これが不足すると、イライラや、不眠症の原因になります。

④ おすすめレシピ

●黒豆煮

【材料】

・黒豆(150g)

・砂糖(90g)

・醬油(大1)

・はちみつ(大1)

・重曹(小1/4)

・水(5カップ)

・古釘

①黒豆を良く洗いざるに上げておきます。

②水に調味料全てを入れて煮立てさまして、古釘を良く洗って、ガーゼの袋に入れたものを入れ、黒豆も入れます。

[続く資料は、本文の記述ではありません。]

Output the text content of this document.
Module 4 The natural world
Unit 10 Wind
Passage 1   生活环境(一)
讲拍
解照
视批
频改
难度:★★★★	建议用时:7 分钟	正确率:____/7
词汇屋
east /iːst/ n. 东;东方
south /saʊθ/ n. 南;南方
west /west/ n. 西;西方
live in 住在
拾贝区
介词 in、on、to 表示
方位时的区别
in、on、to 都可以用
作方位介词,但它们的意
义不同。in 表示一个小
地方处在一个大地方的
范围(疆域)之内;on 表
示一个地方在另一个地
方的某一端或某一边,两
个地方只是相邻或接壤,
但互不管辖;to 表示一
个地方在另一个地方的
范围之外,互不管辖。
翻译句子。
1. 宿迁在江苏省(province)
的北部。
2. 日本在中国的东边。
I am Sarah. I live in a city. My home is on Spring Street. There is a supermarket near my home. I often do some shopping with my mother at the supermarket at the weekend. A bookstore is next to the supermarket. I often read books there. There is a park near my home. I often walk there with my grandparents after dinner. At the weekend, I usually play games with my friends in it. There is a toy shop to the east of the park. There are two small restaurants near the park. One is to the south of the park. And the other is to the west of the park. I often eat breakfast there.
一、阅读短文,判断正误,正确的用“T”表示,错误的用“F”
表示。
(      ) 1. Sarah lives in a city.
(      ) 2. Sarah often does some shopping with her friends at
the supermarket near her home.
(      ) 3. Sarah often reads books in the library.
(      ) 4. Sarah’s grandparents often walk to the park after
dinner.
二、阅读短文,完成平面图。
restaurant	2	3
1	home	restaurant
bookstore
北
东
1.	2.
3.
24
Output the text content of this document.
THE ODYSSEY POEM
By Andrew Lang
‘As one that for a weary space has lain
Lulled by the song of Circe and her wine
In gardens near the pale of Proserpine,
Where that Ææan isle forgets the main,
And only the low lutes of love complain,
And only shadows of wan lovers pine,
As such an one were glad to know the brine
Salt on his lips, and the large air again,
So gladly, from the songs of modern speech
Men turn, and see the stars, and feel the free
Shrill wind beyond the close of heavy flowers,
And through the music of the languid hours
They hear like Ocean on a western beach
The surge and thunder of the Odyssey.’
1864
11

※古釘のかわりに、鉄の玉のようなもので、黒豆や、糠漬けの色を良くするようにというものも販売されています。

③一晩そのままに黒豆を置いておきます。

④柔らかく、つや良く煮ます。途中にアクが多く出たら、すくいとります。

※砂糖は、できるならば黒砂糖や、精製の少ないものの方が、栄養分が増します。黒豆煮はそのままでもおいしくいただけますが、パンにいれてやいたりしてもおいしくいただけます。

まとめ:「黒豆の栄養と10の効能」

いかがでしたか?「黒豆の栄養」をテーマにご紹介させていただきました。最後にもう一度10の効能について確認してみましょう。

その1:動脈硬化の予防

その2:生活習慣病の改善

その3:がんの予防

その4:視力の改善

その5:美肌効果

その6:貧血改善

その7:便秘の解消

その8:更年期障害の改善

その9:骨粗鬆症の予防

その10:脳機能維持改善

黒豆は大豆の一種でその効能は日本では古来より知られています。

黒い色は、アントシアニンでその効能は多く、動脈硬化予防、生活習慣病予防、視力の改善等があり、イソフラボン、サポニン、レシチンなども含まれ、美肌効果、更年期障害の改善、骨粗鬆症の予防、脳機能の維持改善効果があります。

日本古来から健康食品として引き継がれる黒豆を食べて毎日を元気に過ごしましょう。